Elkanah and Hannah bring Samuel to Eli
detail from Walters manuscript W.106circa 1250, ink and pigment on parchment
The priest Eli is a good example of this kind of teacher, even though he had failings (1 Sam 2-3). It is Eli who finally recognizes the Lord calling the boy Samuel in the night, only to learn that the Lord will punish his house for the iniquity of his sons, to which news Eli says, “It is the Lord; let him do what seems good to him” (1 Sam 3:18). This demonstrates a rare humility and openness to the word of God, necessary in teachers who would help us to hear the word of God in our own lives.

Hearing the word of God is also like suffering the oppression of another nation for seven years and them destroying all the produce of the land and taking all the livestock, instigating famine, making you so weak and so powerless against them that you just know that there’s nothing you can do about it , so you call out the Lord and ask him, “Why don’t you do something? Where are your wonderful deeds? Why don’t you deliver your people?” only to hear back from the Lord, “Why don’t you deliver your people?” (Judges 6:1, 4, 13-15). Sometimes we ask the Lord, “Why don’t you help us?” only to hear him say, “You are the help I have sent.”  Sometimes we see our own particular problems because God is telling us to deal with our own particular problems.

Icon of Gideon
17th c., North Russia
This is how it went with Gideon against the Midianites (Judges 6). What the Lord was asking him to do to was unbelievable to him.

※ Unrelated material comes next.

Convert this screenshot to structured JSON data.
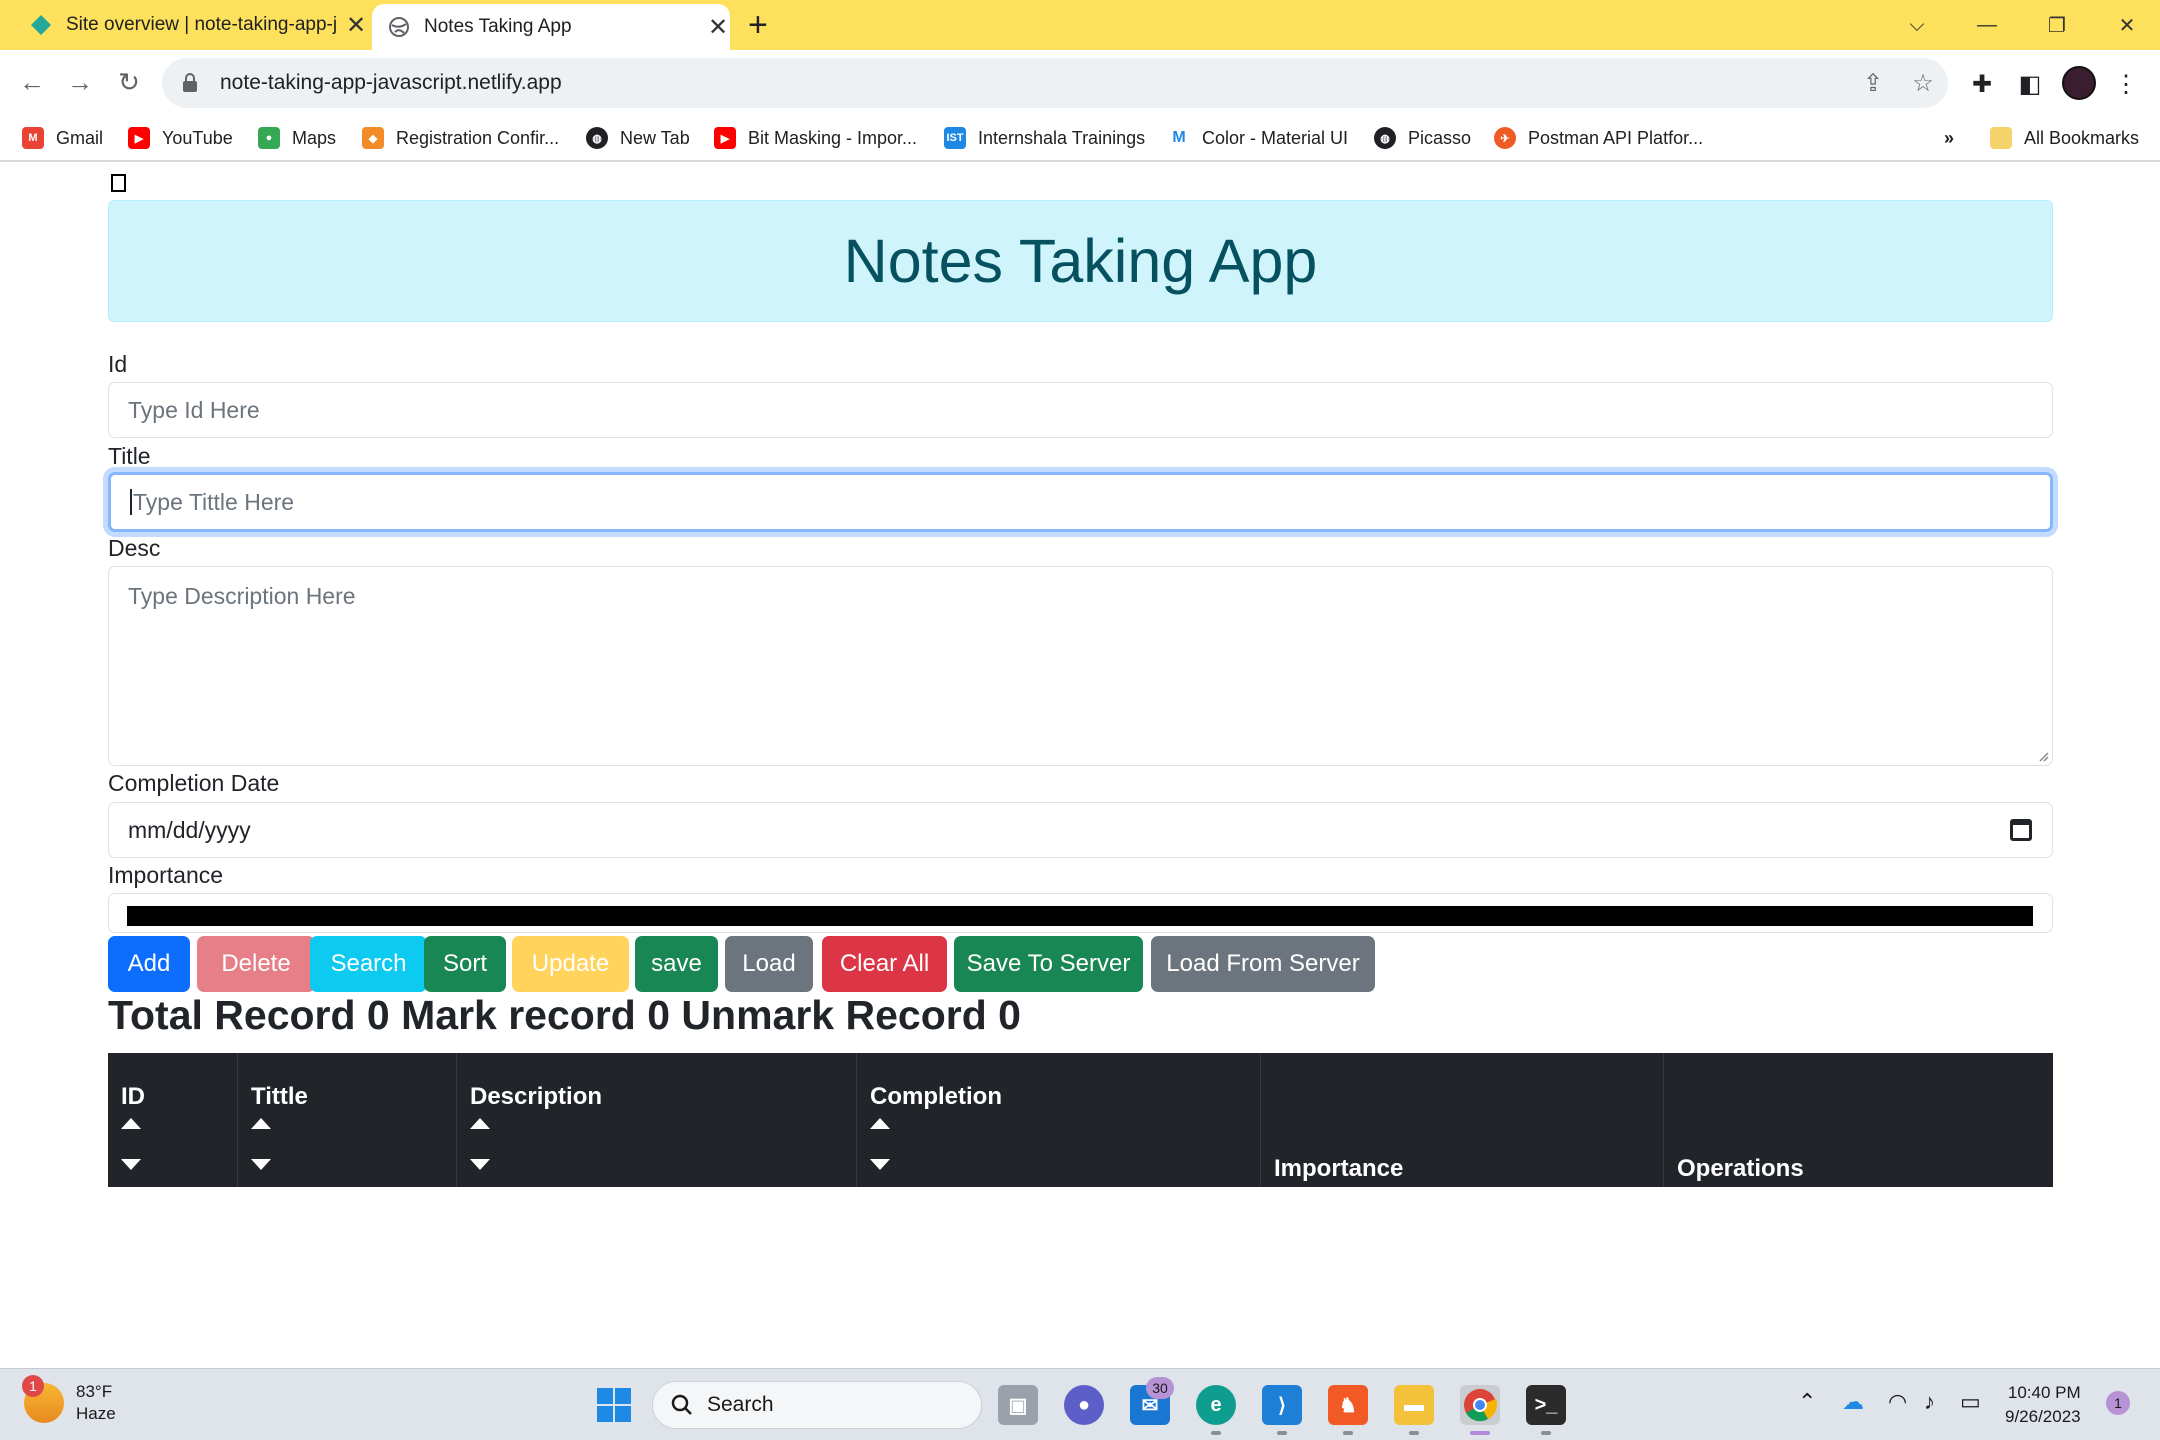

He was of the weakest clan in Manasseh and he was the least in his family and yet the Lord chose him, of all people, to deliver Israel from the Midianites (6:15). He took a lot of convincing.

The word of God can be like that. It confounds us. It calls us to do things we think are impossible. And they would be impossible without God, but they are not without God. When God calls us to seemingly insurmountable tasks he says to us, as he says to Gideon, “But I will be with you” (6:16), and that makes all the difference.

Sometimes people say that God will never let you suffer more than you can bear, but I don’t think that’s quite right. Rather, we may get crushed by our problems, but he will bear them in us. Be with us. Raise us up when we fall (Ps 145:14). It really was impossible for Gideon to drive out the Midianites, but God in Gideon can do anything.

Of myself, I can’t do anything.
God can do anything.
In God, I can do anything God wills.

So, with the guidance of wise and humble teachers, we must listen carefully for the word of God in our lives so that we can know his will for our lives and live in him who accomplishes great, surprising, new, impossible, confounding, and glorious works in and through us.